Graham's comments came at a hearing before the Senate Health, Education, Labor and Pensions subcommittee on workplace safety, which is reviewing the accident to determine if tighter regulations are needed to protect workers from combustible dust hazards.

Investigators said the explosion was fueled by excessive accumulations of dust that was probably ignited when a large bucket used to haul sugar in a silo elevator broke loose and struck the metal siding, causing a spark.

Last week, the Occupational Safety and Health Administration proposed nearly $9 million in fines against Imperial for what it said were willful and egregious safety violations. If sustained, the fines would be the agency's third-highest on record.

OSHA said criminal charges are also possible.

Imperial, based in Sugar Land, Texas, is contesting the citations. CEO John Sheptor declined to appear at Tuesday's hearing but issued a written statement defending the company's safety record. The company also released e-mails showing that Graham reported progress after his initial evaluation, saying in one January e-mail, for example, that workers had made "enormous improvement."

In an interview Monday, Sheptor said Graham has "exaggerated numerous things regularly about our facilities" and suggested that Graham was trying to protect himself from being blamed for the accident.

Graham said Tuesday he was hired to oversee general operations and he intervened with safety warnings even though he is not the top safety officer.

He told lawmakers that the Georgia refinery -- the second-largest in the U.S. -- was littered with debris and sugar dust. Electrical equipment had missing safety covers, and motors and controls were encrusted with sugar, he said. Fire protection gear was "sheathed in dust so thick it was impossible to determine if it was operable," he said, and employees said they could not remember the last time they participated in fire drills.

Graham said he found similar conditions at an Imperial refinery in Gramercy, La., which was also cited in OSHA's investigation.

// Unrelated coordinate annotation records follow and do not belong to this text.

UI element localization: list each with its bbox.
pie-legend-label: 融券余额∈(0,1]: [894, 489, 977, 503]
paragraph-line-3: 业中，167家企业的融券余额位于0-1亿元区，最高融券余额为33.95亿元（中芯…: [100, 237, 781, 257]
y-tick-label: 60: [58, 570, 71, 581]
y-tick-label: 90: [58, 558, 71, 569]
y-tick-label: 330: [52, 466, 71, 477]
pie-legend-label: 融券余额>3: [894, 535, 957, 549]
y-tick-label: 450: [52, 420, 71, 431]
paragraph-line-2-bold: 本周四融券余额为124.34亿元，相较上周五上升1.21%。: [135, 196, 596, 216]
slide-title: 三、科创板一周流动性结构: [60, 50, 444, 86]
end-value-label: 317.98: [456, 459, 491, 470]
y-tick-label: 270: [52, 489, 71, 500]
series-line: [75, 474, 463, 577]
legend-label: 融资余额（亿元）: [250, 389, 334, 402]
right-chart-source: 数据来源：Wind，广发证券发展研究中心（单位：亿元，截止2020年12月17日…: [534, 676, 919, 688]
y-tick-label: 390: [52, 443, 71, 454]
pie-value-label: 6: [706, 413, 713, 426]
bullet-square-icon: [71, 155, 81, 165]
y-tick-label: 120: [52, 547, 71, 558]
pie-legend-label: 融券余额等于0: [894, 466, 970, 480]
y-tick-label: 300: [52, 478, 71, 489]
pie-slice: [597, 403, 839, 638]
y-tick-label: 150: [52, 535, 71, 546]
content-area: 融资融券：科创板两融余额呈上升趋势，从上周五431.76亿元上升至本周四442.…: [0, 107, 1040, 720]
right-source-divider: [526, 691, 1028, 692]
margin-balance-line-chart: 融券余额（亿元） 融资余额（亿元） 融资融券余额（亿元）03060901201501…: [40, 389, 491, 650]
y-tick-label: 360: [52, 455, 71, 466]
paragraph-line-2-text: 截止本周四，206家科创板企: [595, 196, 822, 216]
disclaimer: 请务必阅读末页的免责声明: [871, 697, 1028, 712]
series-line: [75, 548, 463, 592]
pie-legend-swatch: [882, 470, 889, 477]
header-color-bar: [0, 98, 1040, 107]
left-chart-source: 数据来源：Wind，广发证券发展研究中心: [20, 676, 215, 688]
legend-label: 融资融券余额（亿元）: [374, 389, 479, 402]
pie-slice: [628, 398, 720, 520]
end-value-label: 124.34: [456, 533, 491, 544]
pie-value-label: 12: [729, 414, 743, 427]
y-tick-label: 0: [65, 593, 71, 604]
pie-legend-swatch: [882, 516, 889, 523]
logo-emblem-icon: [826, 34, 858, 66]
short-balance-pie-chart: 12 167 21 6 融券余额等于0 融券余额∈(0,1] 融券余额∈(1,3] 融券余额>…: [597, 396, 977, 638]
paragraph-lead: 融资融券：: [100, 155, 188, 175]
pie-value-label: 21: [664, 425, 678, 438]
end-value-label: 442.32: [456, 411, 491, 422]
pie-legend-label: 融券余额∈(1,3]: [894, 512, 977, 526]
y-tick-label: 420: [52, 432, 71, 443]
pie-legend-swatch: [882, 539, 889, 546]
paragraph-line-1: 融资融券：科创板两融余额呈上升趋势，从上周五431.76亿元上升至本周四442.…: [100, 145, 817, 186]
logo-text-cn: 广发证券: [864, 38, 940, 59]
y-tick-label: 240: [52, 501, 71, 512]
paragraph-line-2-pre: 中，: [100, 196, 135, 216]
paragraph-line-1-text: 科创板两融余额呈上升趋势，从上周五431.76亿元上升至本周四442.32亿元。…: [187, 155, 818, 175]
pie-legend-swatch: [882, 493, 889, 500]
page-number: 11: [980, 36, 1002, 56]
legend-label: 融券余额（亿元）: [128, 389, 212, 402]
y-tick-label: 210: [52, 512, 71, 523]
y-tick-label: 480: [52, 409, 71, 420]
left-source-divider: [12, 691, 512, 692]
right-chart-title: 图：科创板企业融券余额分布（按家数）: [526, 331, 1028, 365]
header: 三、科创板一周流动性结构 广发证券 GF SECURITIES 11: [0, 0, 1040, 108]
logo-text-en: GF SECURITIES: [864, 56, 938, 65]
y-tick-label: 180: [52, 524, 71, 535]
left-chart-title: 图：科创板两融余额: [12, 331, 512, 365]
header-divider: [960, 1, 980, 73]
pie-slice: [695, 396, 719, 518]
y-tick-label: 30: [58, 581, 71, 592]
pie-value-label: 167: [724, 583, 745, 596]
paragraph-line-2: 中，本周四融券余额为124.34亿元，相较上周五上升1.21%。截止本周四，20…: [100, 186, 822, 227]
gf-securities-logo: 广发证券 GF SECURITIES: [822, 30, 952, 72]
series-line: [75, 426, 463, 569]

He acknowledged that conditions improved after his initial reports, including the immediate firing of the Georgia plant manager. But he said he warned superiors that the job was not finished.

Democrats said the blast -- the latest in a series of fatal dust accidents in recent years -- highlights the need for new federal safety regulations. The House passed legislation in April that would force OSHA to adopt new standards specifically targeting dust.

But OSHA head Edwin Foulke told the panel that the Imperial findings bolster the Bush administration's position that regulations aren't necessarily the cure. Although OSHA has not ruled out a new standard, he said, the investigation shows that existing regulations are broad enough to cover dust hazards.

"It shows ... that the system works," he said. "It wouldn't have mattered if we had a combustible dust standard. This accident would have happened."

Independent safety experts disagreed, arguing that the general violations that OSHA cited -- such as for poor maintenance -- do not provide enough guidance to address the specific hazards posed by dust and that employees don't understand the severity of the threat.

John Bresland, chairman of the U.S. Chemical Safety Board, said the Georgia accident could have been prevented with stiffer regulations. In a 2006 study, Bresland's agency found that 281 industrial dust fires and explosions between 1980 and 2005 caused 119 deaths and more than 718 injuries. Since the study, he said, 82 additional dust accidents have occurred.

"OSHA has failed to respond proactively," said subcommittee Chairwoman Patty Murray, D-Wash. "These penalties come far too late for the 13 workers who died."